The manor was held by Francis Hastings of North Cadbury around 1600.

The parish was part of the hundred of Catsash.

Earthworks show the site of a village, with a village pond, and ridge and furrow agriculture from the Middle Ages south of Wyke Champflower.

Maperton House was built in the 19th century, but incorporates some 18th-century fragments from a previous manor house which stood on the same site. (Not to be confused with Mapperton House, seat of the Earls of Sandwich, near Beaminster in Dorset.)

==Governance==

Maperton is grouped with Holton and North Cheriton as the North Vale Group Parish. The parish council has responsibility for local issues, including setting an annual precept (local rate) to cover the council's operating costs and producing annual accounts for public scrutiny. The parish council evaluates local planning applications and works with the local police, district council officers, and neighbourhood watch groups on matters of crime, security, and traffic. The parish council's role also includes initiating projects for the maintenance and repair of parish facilities, as well as consulting with the district council on the maintenance, repair, and improvement of highways, drainage, footpaths, public transport, and street cleaning. Conservation matters (including trees and listed buildings) and environmental issues are also the responsibility of the council.

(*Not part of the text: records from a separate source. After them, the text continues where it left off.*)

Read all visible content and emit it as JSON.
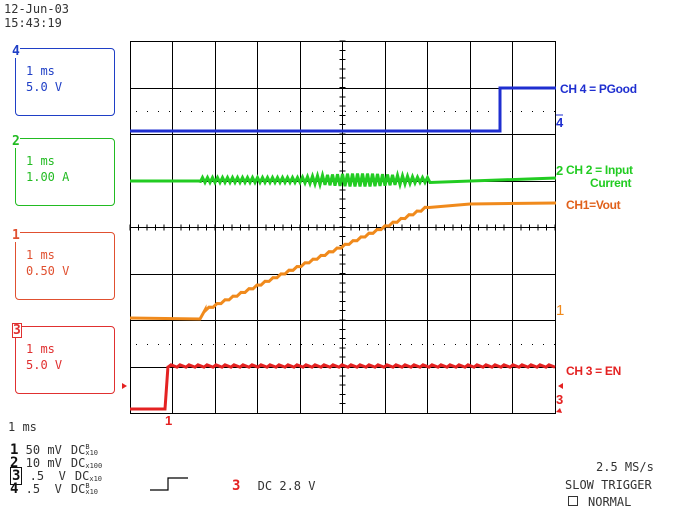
{
  "header": {
    "date": "12-Jun-03",
    "time": "15:43:19"
  },
  "channels": [
    {
      "num": "4",
      "time": "1 ms",
      "scale": "5.0 V",
      "color": "#1f3fc6"
    },
    {
      "num": "2",
      "time": "1 ms",
      "scale": "1.00 A",
      "color": "#22bb22"
    },
    {
      "num": "1",
      "time": "1 ms",
      "scale": "0.50 V",
      "color": "#e05030"
    },
    {
      "num": "3",
      "time": "1 ms",
      "scale": "5.0 V",
      "color": "#e03030"
    }
  ],
  "trace_labels": {
    "ch4": "CH 4 = PGood",
    "ch2_line1": "CH 2 = Input",
    "ch2_line2": "Current",
    "ch1": "CH1=Vout",
    "ch3": "CH 3 = EN"
  },
  "marker_labels": {
    "m4": "4",
    "m2": "2",
    "m1": "1",
    "m3": "3",
    "trig": "1"
  },
  "timebase": "1 ms",
  "channel_settings": [
    {
      "num": "1",
      "volts": "50 mV",
      "coupling": "DC",
      "sup": "B",
      "sub": "x10"
    },
    {
      "num": "2",
      "volts": "10 mV",
      "coupling": "DC",
      "sup": "",
      "sub": "x100"
    },
    {
      "num": "3",
      "volts": ".5  V",
      "coupling": "DC",
      "sup": "",
      "sub": "x10"
    },
    {
      "num": "4",
      "volts": ".5  V",
      "coupling": "DC",
      "sup": "B",
      "sub": "x10"
    }
  ],
  "trigger": {
    "channel": "3",
    "text": "DC 2.8 V"
  },
  "acquisition": {
    "rate": "2.5 MS/s",
    "mode": "SLOW TRIGGER",
    "type": "NORMAL"
  },
  "colors": {
    "ch1": "#f08a1c",
    "ch2": "#22cc22",
    "ch3": "#e42222",
    "ch4": "#1f2fd0",
    "grid": "#000000"
  }
}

For local government purposes, since 1 April 2023, the parish comes under the unitary authority of Somerset Council. Prior to this, it was part of the non-metropolitan district of South Somerset (established under the Local Government Act 1972). It was part of Wincanton Rural District before 1974.

It is also part of the Glastonbury and Somerton county constituency represented in the House of Commons of the Parliament of the United Kingdom. It elects one Member of Parliament (MP) by the first past the post system of election.

==Religious sites==

The Anglican parish Church of St Peter and St Paul has a tower dating from the late 15th century, with the remainder of the church being rebuilt in 1869 by Henry Hall. It has been designated as a Grade II listed building. It was a favourite venue for clandestine weddings in the early 18th century.

Due to deterioration of the red clay tile roof, the church has been placed on the Heritage at Risk Register.